Kembali ke dalam rumah dan melanjutkan makan bersama. Setelah makan agenda syifa hari itu adalah belajar kelompok dengan temanya. “nek syifa pamit ya ke rumah teman soalnya mau ada belajar kelompok” sambil mencium tangan nenek “iya nduk hati-hati. Jangan larut malam ya pulangnya” mencium kening syifa “siap nek” tersenyum dan meninggalkan nenek.

Sampai di rumah temanya, syifa disambut dengan banyak omelan karena hari itu dia datang telat. Sedangkan teman-temanya telah menunggunya sejak 20 menit yang lalu. Tapi, itu tak berujung lama. Setelah perdebatan itu selesai. Mereka duduk kembali dan membuka pelajaran yang akan mereka diskusikan. Hari itu mereka berdiskusi tentang “KLONING”. mereka mencari referensi dari berbagai sumber salah satunya adalah internet. Sertiap anggota kelompok telah membawa laptopnya masing-masing dan mereka sibuk mencari referensi tema diskusi hari itu. Tapi, berbeda dengan syifa. Dia hanya mencari referensi dari majalah dan buku yang dia punya. Karena baginya mencari di buku itu lebih banyak pengalamnya. Selain itu di sisi lain dia juga sangat gemar membaca buku-buku yang berkaitan dengan agama ataupun pendidikan.

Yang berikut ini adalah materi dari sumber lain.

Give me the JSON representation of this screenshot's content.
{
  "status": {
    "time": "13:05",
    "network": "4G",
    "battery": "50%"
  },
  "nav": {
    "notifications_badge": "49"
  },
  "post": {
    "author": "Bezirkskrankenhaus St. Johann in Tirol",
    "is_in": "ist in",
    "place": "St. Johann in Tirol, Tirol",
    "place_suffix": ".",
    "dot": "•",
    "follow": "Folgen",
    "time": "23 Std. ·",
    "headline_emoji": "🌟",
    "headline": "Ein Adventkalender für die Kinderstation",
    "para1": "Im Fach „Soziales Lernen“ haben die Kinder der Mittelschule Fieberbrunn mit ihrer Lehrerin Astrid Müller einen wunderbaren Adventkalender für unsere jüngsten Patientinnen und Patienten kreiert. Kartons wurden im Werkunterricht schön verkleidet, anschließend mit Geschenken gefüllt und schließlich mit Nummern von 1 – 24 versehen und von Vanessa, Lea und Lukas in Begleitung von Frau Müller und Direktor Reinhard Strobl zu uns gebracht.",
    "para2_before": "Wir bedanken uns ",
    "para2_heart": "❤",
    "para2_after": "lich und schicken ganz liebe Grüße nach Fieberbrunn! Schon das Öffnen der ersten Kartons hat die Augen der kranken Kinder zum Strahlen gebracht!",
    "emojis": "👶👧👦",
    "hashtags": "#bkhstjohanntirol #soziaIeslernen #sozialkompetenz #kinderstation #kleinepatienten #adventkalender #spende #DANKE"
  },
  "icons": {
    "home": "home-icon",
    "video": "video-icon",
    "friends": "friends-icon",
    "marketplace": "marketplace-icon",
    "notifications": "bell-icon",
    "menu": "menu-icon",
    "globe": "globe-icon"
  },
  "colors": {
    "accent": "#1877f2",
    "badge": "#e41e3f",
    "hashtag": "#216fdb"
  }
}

Selama 2 jam berdiskusi dan mencari referensi dari berbagai macam sumber. Akhirnya, tepat pukul 02.00 siang mereka mengakhiri diskusi tersebut. Setelah itu, mereka berpamitan pulang. “asslamualaikum” mengetuk pintu rumah. “waalaikmsalam” beranjak ke ruang tamu dan membuka pintu. “nek” mencium tangan nenek. “kok baru pulang syif?” tanya nenek khawatir. “iya nek, tadi banyak yang kita bahas”.
“ya sudah ayo masuk, habis itu langsung makan. Nenek sudah siapkan” merangkul pundak syifa dan beranjak keruang makan.
Selesai makan, syifa beranjak ke kamar untuk belajar karena hari senin esok dia akan melaksanakan ujian nasional. Dia belajar sungguh-sungguh agar nilai yang dia peroleh sangat memuaskan dan bisa membanggakan kedua orangtuanya.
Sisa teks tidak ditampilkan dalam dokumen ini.